Experiencing life at 7 knots (8.4 mph) for two weeks on a sailboat gave me a chance to ponder. So why cast off the dock lines, leave one of the best, if not the best, marina on the Great Lakes and make myself vulnerable to the uncertainties of wind and weather? Why not stay put and enjoy the hot tub, swimming pool, marble restrooms and showers, washer/dryer facilities and the friendship and camaraderie of my fellow “crazy” dock mates? The reason is adventure, going into the unknown, chasing the dream over the horizon, curiosity, overcoming obstacles and above all else, having fun. A world without time was created when two days into my annual sailing sabbatical, my battery-powered electric watch quit working. It was the perfect symbolic manifestation of my desire to get away and think, unencumbered by the usual day-to-day. Sometimes it’s important to slip our moorings and get away from the dock.
Meanwhile, back on the “hard,” I am getting used to driving at 70 mph and seeing the world zoom by without giving the flower along the road a second look. My melancholy about the end of the trip is waning as I return to my semi-conscious state to await the next opportunity to cast off the dock lines and head out for another adventure in the world of business and/or on the Great Lakes.
In one of those business adventures, I’m continuing my learning by attending the pilot design workshop conducted by the Design Academy, a program of Design West Michigan, a WIRED-funded experiment in the use of design by local firms as a global competitive advantage. Hats off to Lakeshore Advantage, one of our local economic development organizations, for introducing many West Michigan companies to the use of design as a competitive strategy.
My take-aways from the two-day session, in which several companies told their stories about the use of design in their product or services, were 1. design is a problem-solving process done within constraints; 2. design engages our emotions through our senses; 3. design can be a VERY effective tool in creating a competitive advantage (as several of the case studies proved); 4. everyone thinks they are a designer (and they are); and 5. the combination of the engineering (left brain) with the design (right brain) produces outstanding, globally competitive products and services.

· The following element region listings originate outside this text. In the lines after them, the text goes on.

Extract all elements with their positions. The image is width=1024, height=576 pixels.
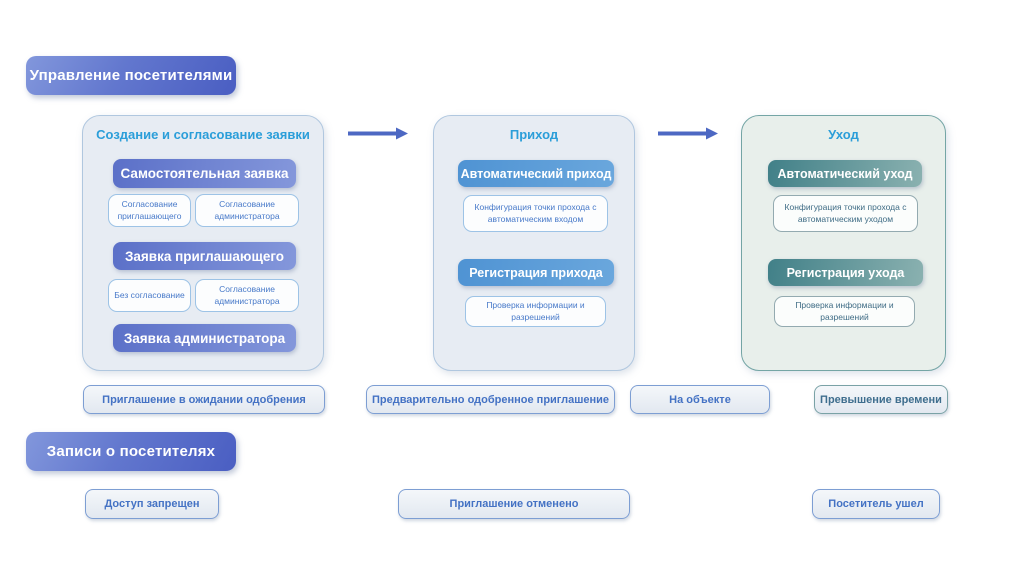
node-auto-arrival: Автоматический приход xyxy=(458,160,614,187)
flow-arrow-right-icon xyxy=(658,127,718,140)
status-visitor-left: Посетитель ушел xyxy=(812,489,940,519)
status-time-exceeded: Превышение времени xyxy=(814,385,948,414)
node-departure-registration: Регистрация ухода xyxy=(768,259,923,286)
node-admin-request: Заявка администратора xyxy=(113,324,296,352)
subnode-admin-approval: Согласование администратора xyxy=(195,194,299,227)
panel-departure: Уход Автоматический уход Конфигурация то… xyxy=(741,115,946,371)
status-on-site: На объекте xyxy=(630,385,770,414)
node-self-request: Самостоятельная заявка xyxy=(113,159,296,188)
node-auto-departure: Автоматический уход xyxy=(768,160,922,187)
status-access-denied: Доступ запрещен xyxy=(85,489,219,519)
node-arrival-registration: Регистрация прихода xyxy=(458,259,614,286)
panel-title-request-creation: Создание и согласование заявки xyxy=(96,127,310,142)
panel-request-creation: Создание и согласование заявки Самостоят… xyxy=(82,115,324,371)
subnode-no-approval: Без согласование xyxy=(108,279,191,312)
subnode-info-permissions-check: Проверка информации и разрешений xyxy=(465,296,606,327)
flow-arrow-right-icon xyxy=(348,127,408,140)
section-badge-visitor-records: Записи о посетителях xyxy=(26,432,236,471)
panel-title-departure: Уход xyxy=(828,127,859,142)
subnode-entry-point-config: Конфигурация точки прохода с автоматичес… xyxy=(463,195,608,232)
status-invitation-pending-approval: Приглашение в ожидании одобрения xyxy=(83,385,325,414)
panel-title-arrival: Приход xyxy=(509,127,559,142)
status-invitation-cancelled: Приглашение отменено xyxy=(398,489,630,519)
section-badge-visitor-management: Управление посетителями xyxy=(26,56,236,95)
status-preapproved-invitation: Предварительно одобренное приглашение xyxy=(366,385,615,414)
node-inviter-request: Заявка приглашающего xyxy=(113,242,296,270)
subnode-info-permissions-check: Проверка информации и разрешений xyxy=(774,296,915,327)
subnode-exit-point-config: Конфигурация точки прохода с автоматичес… xyxy=(773,195,918,232)
subnode-inviter-approval: Согласование приглашающего xyxy=(108,194,191,227)
panel-arrival: Приход Автоматический приход Конфигураци… xyxy=(433,115,635,371)
subnode-admin-approval: Согласование администратора xyxy=(195,279,299,312)
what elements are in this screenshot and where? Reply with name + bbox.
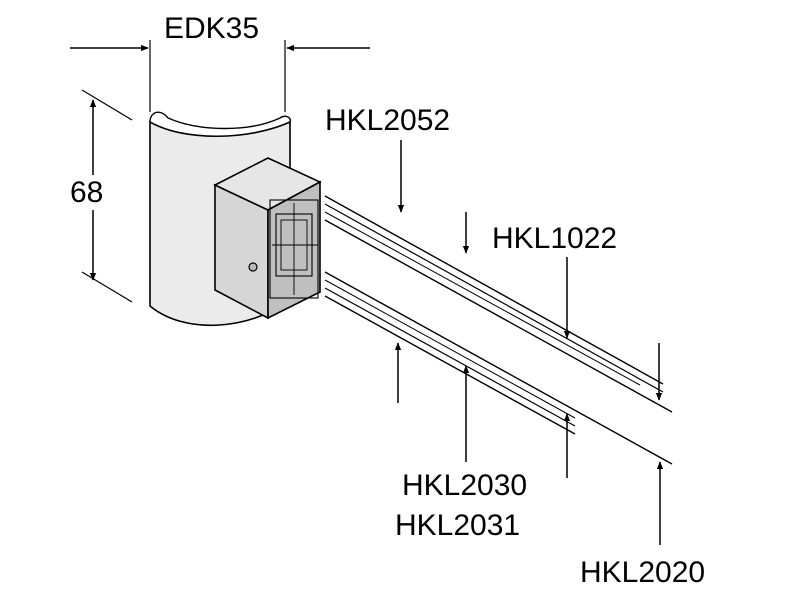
dimension-edk35: [70, 40, 370, 112]
label-68: 68: [70, 176, 103, 209]
label-hkl2020: HKL2020: [580, 556, 705, 589]
screw-icon: [248, 262, 258, 272]
dimension-68: [81, 89, 133, 303]
label-hkl2052: HKL2052: [325, 104, 450, 137]
label-hkl1022: HKL1022: [492, 222, 617, 255]
label-hkl2031: HKL2031: [395, 509, 520, 542]
rail-upper: [324, 195, 673, 413]
label-edk35: EDK35: [164, 12, 259, 45]
box-connector: [213, 157, 322, 320]
rail-lower: [324, 271, 673, 465]
label-hkl2030: HKL2030: [402, 469, 527, 502]
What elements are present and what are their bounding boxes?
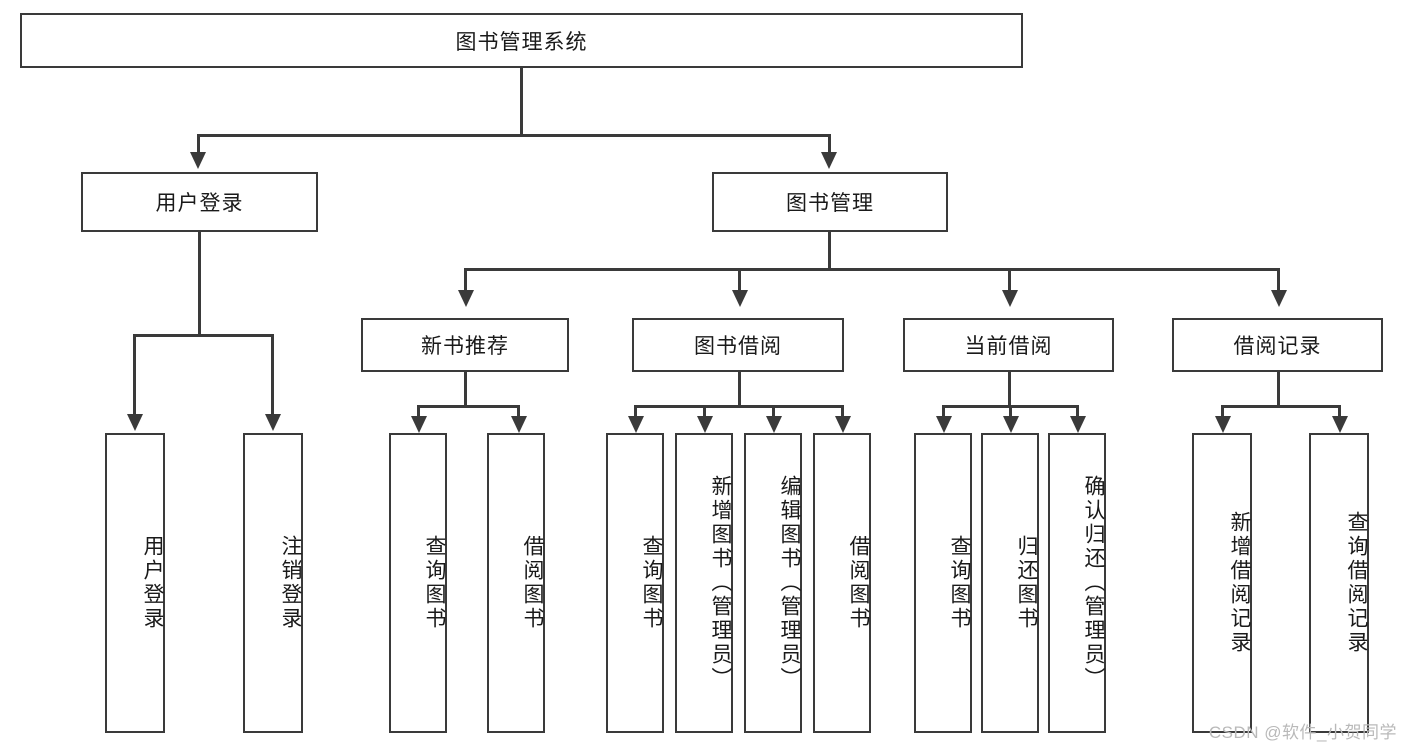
edge-current-borrow-to-leaf-3: [1076, 405, 1079, 419]
edge-book-borrow-to-leaf-3: [772, 405, 775, 419]
edge-user-login-to-leaf-2: [271, 334, 274, 417]
edge-current-borrow-to-leaf-2: [1009, 405, 1012, 419]
node-label: 查询图书: [640, 535, 663, 631]
node-new-book-rec[interactable]: 新书推荐: [361, 318, 569, 372]
edge-root-to-user-login: [197, 134, 200, 156]
node-root-system[interactable]: 图书管理系统: [20, 13, 1023, 68]
arrowhead-current-borrow-to-leaf-2: [1003, 416, 1019, 433]
node-current-borrow[interactable]: 当前借阅: [903, 318, 1114, 372]
edge-new-book-rec-stem: [464, 372, 467, 408]
edge-borrow-record-stem: [1277, 372, 1280, 408]
arrowhead-current-borrow-to-leaf-1: [936, 416, 952, 433]
edge-book-manage-to-book-borrow: [738, 268, 741, 293]
edge-book-borrow-to-leaf-2: [703, 405, 706, 419]
node-label: 借阅图书: [521, 535, 544, 631]
node-label: 查询图书: [948, 535, 971, 631]
arrowhead-book-manage-to-new-book-rec: [458, 290, 474, 307]
node-label: 用户登录: [141, 535, 164, 631]
node-label: 借阅记录: [1233, 335, 1322, 358]
node-leaf-return-book[interactable]: 归还图书: [981, 433, 1039, 733]
arrowhead-book-manage-to-current-borrow: [1002, 290, 1018, 307]
arrowhead-root-to-user-login: [190, 152, 206, 169]
node-leaf-query-book-3[interactable]: 查询图书: [914, 433, 972, 733]
edge-root-bus: [197, 134, 831, 137]
node-label: 新增图书（管理员）: [709, 475, 732, 691]
node-label: 查询图书: [423, 535, 446, 631]
edge-root-to-book-manage: [828, 134, 831, 156]
edge-borrow-record-bus: [1221, 405, 1341, 408]
node-label: 当前借阅: [964, 335, 1053, 358]
arrowhead-user-login-to-leaf-2: [265, 414, 281, 431]
edge-book-borrow-bus: [634, 405, 841, 408]
edge-book-manage-to-borrow-record: [1277, 268, 1280, 293]
edge-borrow-record-to-leaf-2: [1338, 405, 1341, 419]
node-user-login[interactable]: 用户登录: [81, 172, 318, 232]
arrowhead-book-borrow-to-leaf-3: [766, 416, 782, 433]
node-label: 确认归还（管理员）: [1082, 475, 1105, 691]
edge-book-manage-to-new-book-rec: [464, 268, 467, 293]
node-label: 用户登录: [155, 192, 244, 215]
node-leaf-user-logout[interactable]: 注销登录: [243, 433, 303, 733]
node-label: 新增借阅记录: [1228, 511, 1251, 655]
edge-new-book-rec-to-leaf-1: [417, 405, 420, 419]
node-leaf-query-book-2[interactable]: 查询图书: [606, 433, 664, 733]
edge-user-login-stem: [198, 232, 201, 336]
edge-book-borrow-to-leaf-4: [841, 405, 844, 419]
arrowhead-root-to-book-manage: [821, 152, 837, 169]
node-leaf-borrow-book-2[interactable]: 借阅图书: [813, 433, 871, 733]
node-label: 注销登录: [279, 535, 302, 631]
arrowhead-book-manage-to-book-borrow: [732, 290, 748, 307]
node-book-manage[interactable]: 图书管理: [712, 172, 948, 232]
edge-book-manage-bus: [464, 268, 1280, 271]
edge-user-login-bus: [133, 334, 273, 337]
watermark-text: CSDN @软件_小贺同学: [1208, 723, 1397, 742]
arrowhead-book-borrow-to-leaf-4: [835, 416, 851, 433]
arrowhead-book-borrow-to-leaf-2: [697, 416, 713, 433]
arrowhead-book-manage-to-borrow-record: [1271, 290, 1287, 307]
arrowhead-book-borrow-to-leaf-1: [628, 416, 644, 433]
node-label: 归还图书: [1015, 535, 1038, 631]
arrowhead-current-borrow-to-leaf-3: [1070, 416, 1086, 433]
node-label: 借阅图书: [847, 535, 870, 631]
node-leaf-add-book[interactable]: 新增图书（管理员）: [675, 433, 733, 733]
edge-book-borrow-to-leaf-1: [634, 405, 637, 419]
node-label: 图书管理: [786, 192, 874, 215]
node-label: 新书推荐: [421, 335, 509, 358]
edge-book-borrow-stem: [738, 372, 741, 408]
edge-borrow-record-to-leaf-1: [1221, 405, 1224, 419]
arrowhead-new-book-rec-to-leaf-2: [511, 416, 527, 433]
node-leaf-borrow-book-1[interactable]: 借阅图书: [487, 433, 545, 733]
node-label: 图书借阅: [694, 335, 782, 358]
node-leaf-edit-book[interactable]: 编辑图书（管理员）: [744, 433, 802, 733]
edge-new-book-rec-bus: [417, 405, 520, 408]
node-book-borrow[interactable]: 图书借阅: [632, 318, 844, 372]
node-label: 查询借阅记录: [1345, 511, 1368, 655]
node-leaf-query-record[interactable]: 查询借阅记录: [1309, 433, 1369, 733]
node-borrow-record[interactable]: 借阅记录: [1172, 318, 1383, 372]
arrowhead-user-login-to-leaf-1: [127, 414, 143, 431]
edge-book-manage-stem: [828, 232, 831, 270]
edge-current-borrow-to-leaf-1: [942, 405, 945, 419]
node-leaf-user-login[interactable]: 用户登录: [105, 433, 165, 733]
node-leaf-confirm-return[interactable]: 确认归还（管理员）: [1048, 433, 1106, 733]
edge-book-manage-to-current-borrow: [1008, 268, 1011, 293]
edge-new-book-rec-to-leaf-2: [517, 405, 520, 419]
node-leaf-query-book-1[interactable]: 查询图书: [389, 433, 447, 733]
arrowhead-borrow-record-to-leaf-2: [1332, 416, 1348, 433]
edge-root-stem: [520, 68, 523, 136]
node-label: 图书管理系统: [455, 30, 588, 54]
arrowhead-borrow-record-to-leaf-1: [1215, 416, 1231, 433]
edge-current-borrow-stem: [1008, 372, 1011, 408]
edge-user-login-to-leaf-1: [133, 334, 136, 417]
node-label: 编辑图书（管理员）: [778, 475, 801, 691]
node-leaf-add-record[interactable]: 新增借阅记录: [1192, 433, 1252, 733]
arrowhead-new-book-rec-to-leaf-1: [411, 416, 427, 433]
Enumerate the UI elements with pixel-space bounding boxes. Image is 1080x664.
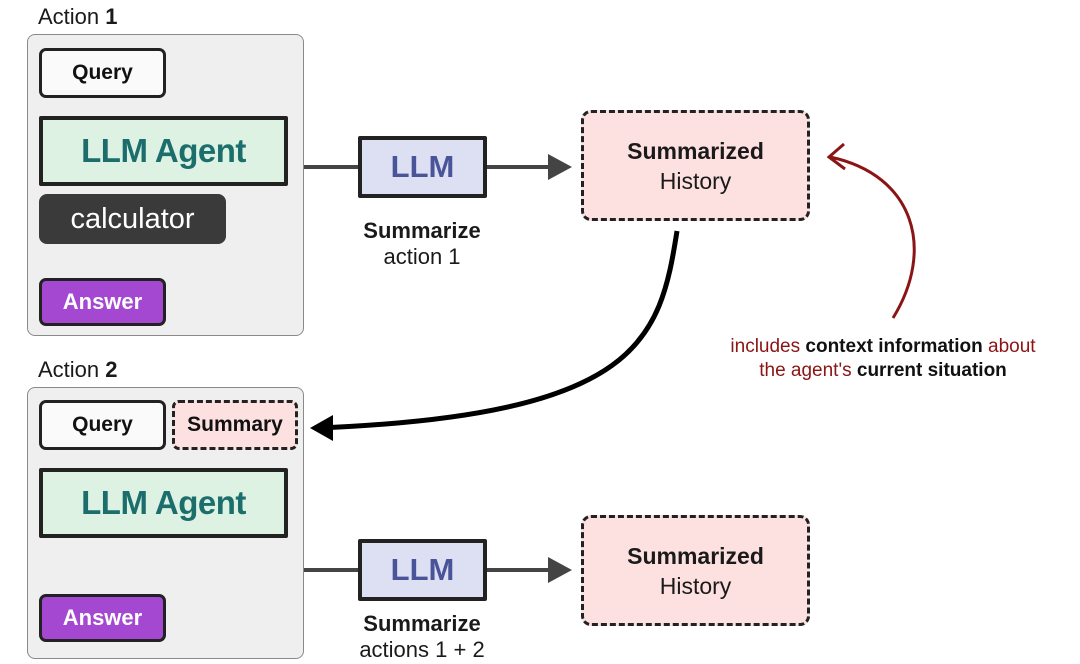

The Whirlpool Case Study of the creation of the “Duet” Washer/Dryer illustrates many of these points. A collaborative effort of enthnographers, demographers, graphic designers, product designers, photographers, etc., the creation of the Duet relied on in-depth research for the basis of the design. But a folksy observation that someone had placed a washer/dryer on blocks in order to reduce back strain resulted in the crucial “pedestal” concept on the Duet. Further design work not only elevated the front-loading machine to an easily accessible level, but provided storage, a patented look, and even sound signals for the visually impaired. Applying design to the product also solved an economic dilemma. Until the advent of the “Duet,” only 5% of washers and dryers were purchased together. But 60% of Duets are sold as a pair.
Clearly, adventures can be had without leaving the desk, especially if we manage to unmoor our thinking from the everyday.